Par Didier Pasamonik (L’Agence BD) le 1er juillet 2022                      Lien  
C’étaient des dessins un peu oubliés. Au printemps 1967, le magazine « Le Nouveau Candide » publiait quelques bonnes feuilles d’un livre-événement qui paraît à ce moment-là chez Robert Laffont : « La Grande Rafle du Vel d’Hiv ‘, 16 juillet 1942 » de Claude Lévy et Paul Tillard. Il retrace la rafle et l’enfermement dans le Vélodrome d’Hiver de Drancy quelque 8000 personnes parmi les 13000 juifs arrêtés par la police française à l’instigation des nazis. Drancy, c’est l’antichambre des camps de la mort, on en révèle pour la première fois l’histoire. Pour illustrer ces bonnes feuilles, le magazine fait appel à un jeune dessinateur de 29 ans qui s’est fait connaître dans « Pilote » : Jean Cabut, alias Cabu. Ce sont ces dessins, mis en perspective par l’historien Laurent Joly, que l’on retrouve aujourd’hui au Mémorial de la Shoah de Paris et dans un livre paru chez Tallandier.

Cabu a été assassiné, on s’en souvient, en janvier 2015 lors de l’attentat djihadiste contre les journalistes de Charlie Hebdo avec Wolinski, Tignous, Charb, Honoré et les autres. C’est une figure de la caricature française, pilier de l’équipe de Charlie Hebdo, sans doute le plus tendre de cette bande de trublions connus pour leur transgression, leur anticonformisme…

Mais ici nous n’en sommes pas encore là. Il s’agit de dessins datant de 1967. Auparavant Cabu travaillait pour Hara-Kiri où il publie ses premiers dessins depuis le N°3 en 1960. Mais le journal étant interdit en 1961 pour « outrage aux bonnes mœurs », Cabu est alors engagé par René Goscinny dans Pilote, où il dessine Le Grand Duduche et La Potachologie. Il fait des allers-retours avec Hara Kiri mais ce dernier est à nouveau interdit en 1966, dépose le bilan, et ce n’est qu’en 1969 que paraîtra Hara Kiri Hebdo, futur Charlie Hebdo auquel Cabu restera attaché jusqu’à la fin.

Cabu, dessinateur de presse

Entretemps, Cabu fait du dessin de presse, pour Le Figaro où il couvre le procès Ben Barka ou pour L’Enragé de Siné pendant Mai 1968. Ces dessins-ci ont été faits pour un journal gaulliste qui disparaîtra peu de temps après leur publication : Le Nouveau Candide.

Cabu au Mémorial de la Shoah de Paris
"Le Nouveau Candide" où ces dessins ont paru pour la première fois

Le tempo croquis de son trait, son regard incisif, son émotion, son empathie sont déjà là, tout entiers. Il avait été influencé par Dubout à ses débuts, influence que l’on retrouve dans ses plans larges avec une multitude de personnages, mais ici, c’est peut-être le trait arraché à la plume de Saul Steinberg, alors la star du dessin américain, qui influence ces compositions sensibles, émouvantes qui expriment pour la première fois de façon remarquable ce drame de l’histoire de France.

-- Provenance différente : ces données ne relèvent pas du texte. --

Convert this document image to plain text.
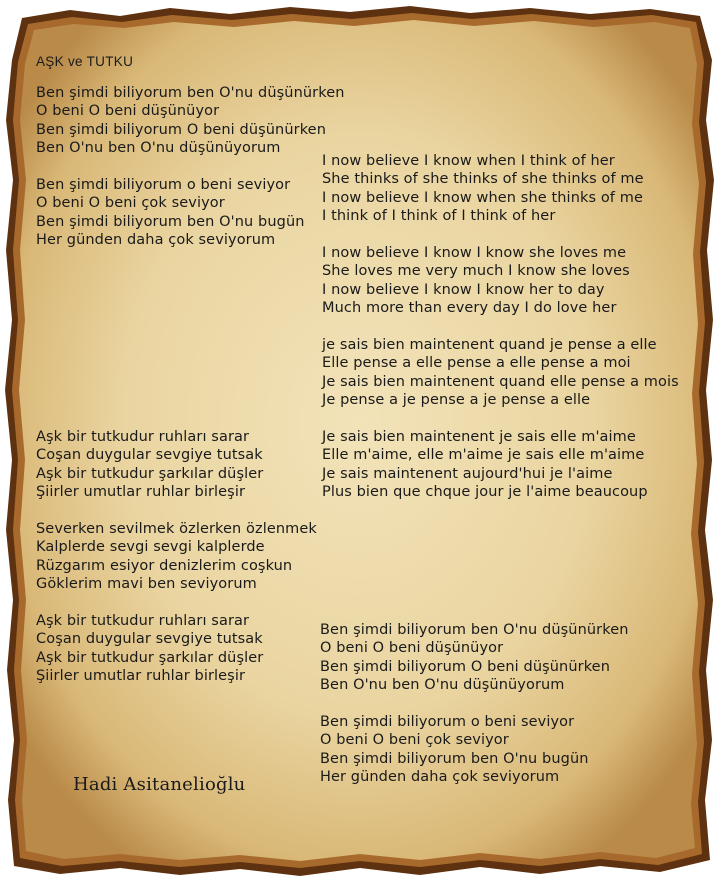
AŞK ve TUTKU
Ben şimdi biliyorum ben O'nu düşünürken
O beni O beni düşünüyor
Ben şimdi biliyorum O beni düşünürken
Ben O'nu ben O'nu düşünüyorum
Ben şimdi biliyorum o beni seviyor
O beni O beni çok seviyor
Ben şimdi biliyorum ben O'nu bugün
Her günden daha çok seviyorum
Aşk bir tutkudur ruhları sarar
Coşan duygular sevgiye tutsak
Aşk bir tutkudur şarkılar düşler
Şiirler umutlar ruhlar birleşir
Severken sevilmek özlerken özlenmek
Kalplerde sevgi sevgi kalplerde
Rüzgarım esiyor denizlerim coşkun
Göklerim mavi ben seviyorum
Aşk bir tutkudur ruhları sarar
Coşan duygular sevgiye tutsak
Aşk bir tutkudur şarkılar düşler
Şiirler umutlar ruhlar birleşir
I now believe I know when I think of her
She thinks of she thinks of she thinks of me
I now believe I know when she thinks of me
I think of I think of I think of her
I now believe I know I know she loves me
She loves me very much I know she loves
I now believe I know I know her to day
Much more than every day I do love her
je sais bien maintenent quand je pense a elle
Elle pense a elle pense a elle pense a moi
Je sais bien maintenent quand elle pense a mois
Je pense a je pense a je pense a elle
Je sais bien maintenent je sais elle m'aime
Elle m'aime, elle m'aime je sais elle m'aime
Je sais maintenent aujourd'hui je l'aime
Plus bien que chque jour je l'aime beaucoup
Ben şimdi biliyorum ben O'nu düşünürken
O beni O beni düşünüyor
Ben şimdi biliyorum O beni düşünürken
Ben O'nu ben O'nu düşünüyorum
Ben şimdi biliyorum o beni seviyor
O beni O beni çok seviyor
Ben şimdi biliyorum ben O'nu bugün
Her günden daha çok seviyorum
Hadi Asitanelioğlu
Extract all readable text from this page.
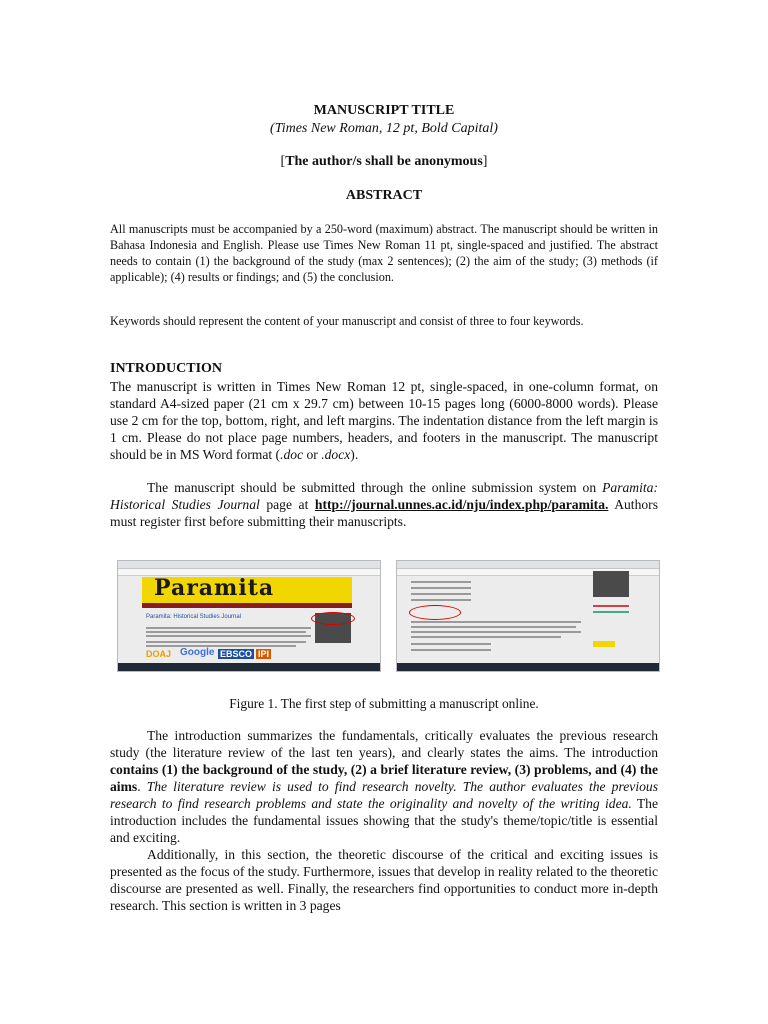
MANUSCRIPT TITLE
(Times New Roman, 12 pt, Bold Capital)
[The author/s shall be anonymous]
ABSTRACT
All manuscripts must be accompanied by a 250-word (maximum) abstract. The manuscript should be written in Bahasa Indonesia and English. Please use Times New Roman 11 pt, single-spaced and justified. The abstract needs to contain (1) the background of the study (max 2 sentences); (2) the aim of the study; (3) methods (if applicable); (4) results or findings; and (5) the conclusion.
Keywords should represent the content of your manuscript and consist of three to four keywords.
INTRODUCTION
The manuscript is written in Times New Roman 12 pt, single-spaced, in one-column format, on standard A4-sized paper (21 cm x 29.7 cm) between 10-15 pages long (6000-8000 words). Please use 2 cm for the top, bottom, right, and left margins. The indentation distance from the left margin is 1 cm. Please do not place page numbers, headers, and footers in the manuscript. The manuscript should be in MS Word format (.doc or .docx).
The manuscript should be submitted through the online submission system on Paramita: Historical Studies Journal page at http://journal.unnes.ac.id/nju/index.php/paramita. Authors must register first before submitting their manuscripts.
Paramita
Paramita: Historical Studies Journal
DOAJ Google EBSCO IPI
Figure 1. The first step of submitting a manuscript online.
The introduction summarizes the fundamentals, critically evaluates the previous research study (the literature review of the last ten years), and clearly states the aims. The introduction contains (1) the background of the study, (2) a brief literature review, (3) problems, and (4) the aims. The literature review is used to find research novelty. The author evaluates the previous research to find research problems and state the originality and novelty of the writing idea. The introduction includes the fundamental issues showing that the study's theme/topic/title is essential and exciting.
Additionally, in this section, the theoretic discourse of the critical and exciting issues is presented as the focus of the study. Furthermore, issues that develop in reality related to the theoretic discourse are presented as well. Finally, the researchers find opportunities to conduct more in-depth research. This section is written in 3 pages
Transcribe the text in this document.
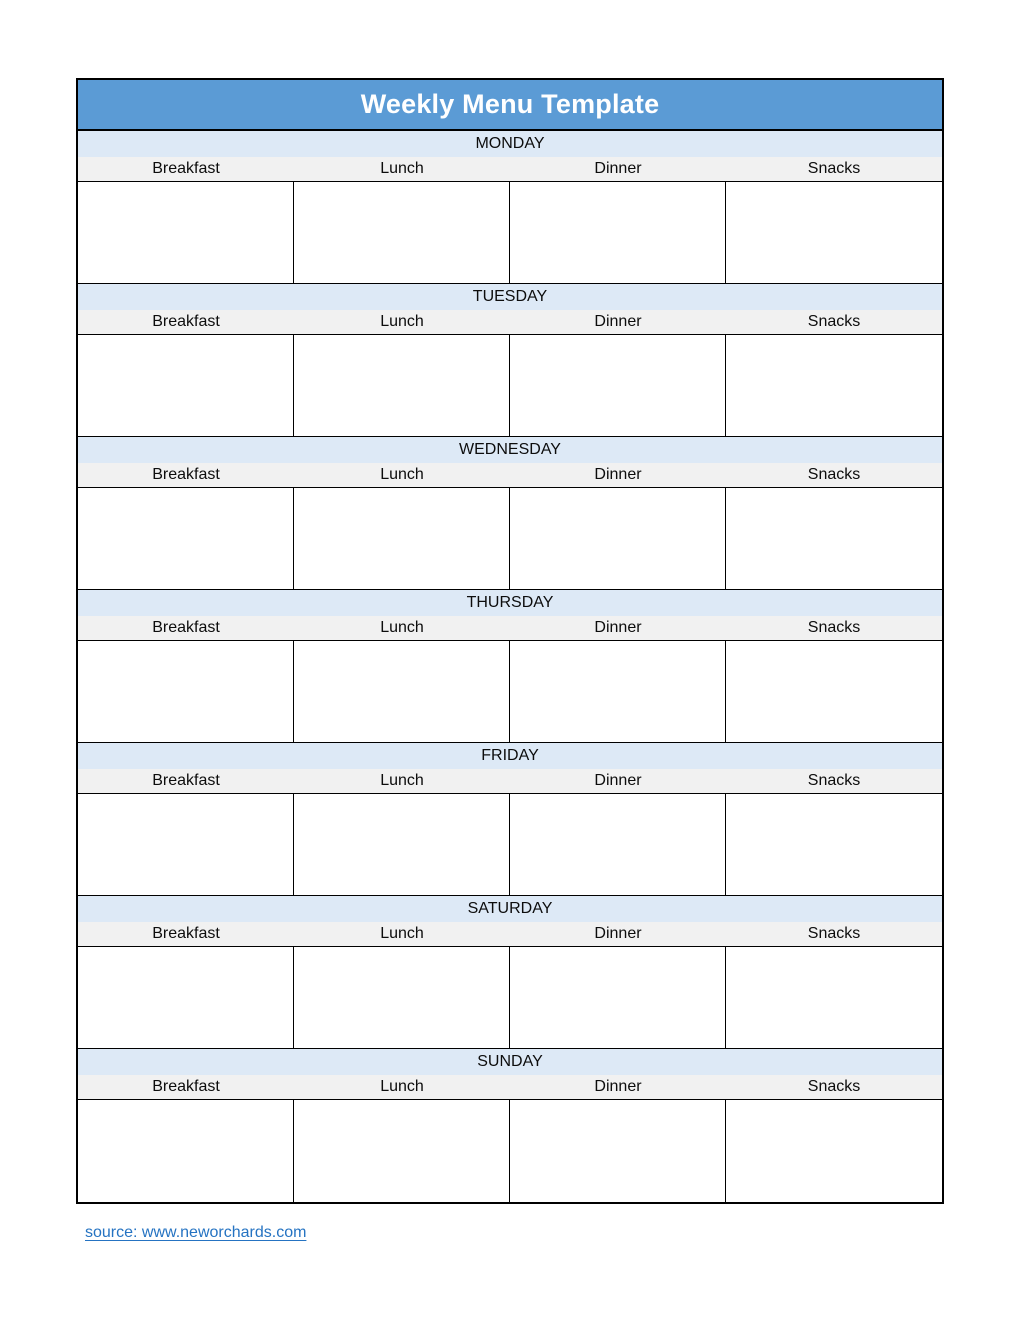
Weekly Menu Template
MONDAY
Breakfast	Lunch	Dinner	Snacks
TUESDAY
Breakfast	Lunch	Dinner	Snacks
WEDNESDAY
Breakfast	Lunch	Dinner	Snacks
THURSDAY
Breakfast	Lunch	Dinner	Snacks
FRIDAY
Breakfast	Lunch	Dinner	Snacks
SATURDAY
Breakfast	Lunch	Dinner	Snacks
SUNDAY
Breakfast	Lunch	Dinner	Snacks
source: www.neworchards.com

C’est à chaque fois une leçon de dessin. C’est pris comme sur le vif, alors qu’il y a peu de photos de l’événement. Il consacre seize grandes planches au sujet, il est complètement bouleversé.

Un remarquable dispositif scénographique

Une suite de dessins poignants

Il faut dire que le livre de Claude Lévy et Paul Tillard a été un choc pour les Français qui commencent à découvrir la réalité de la Shoah. Ce livre, pour la première fois, désigne des responsables français du génocide des Juifs. Préfacé par Joseph Kessel, il imprime l’expression « Rafle du Vel d’Hiv’ » dans la mémoire collective.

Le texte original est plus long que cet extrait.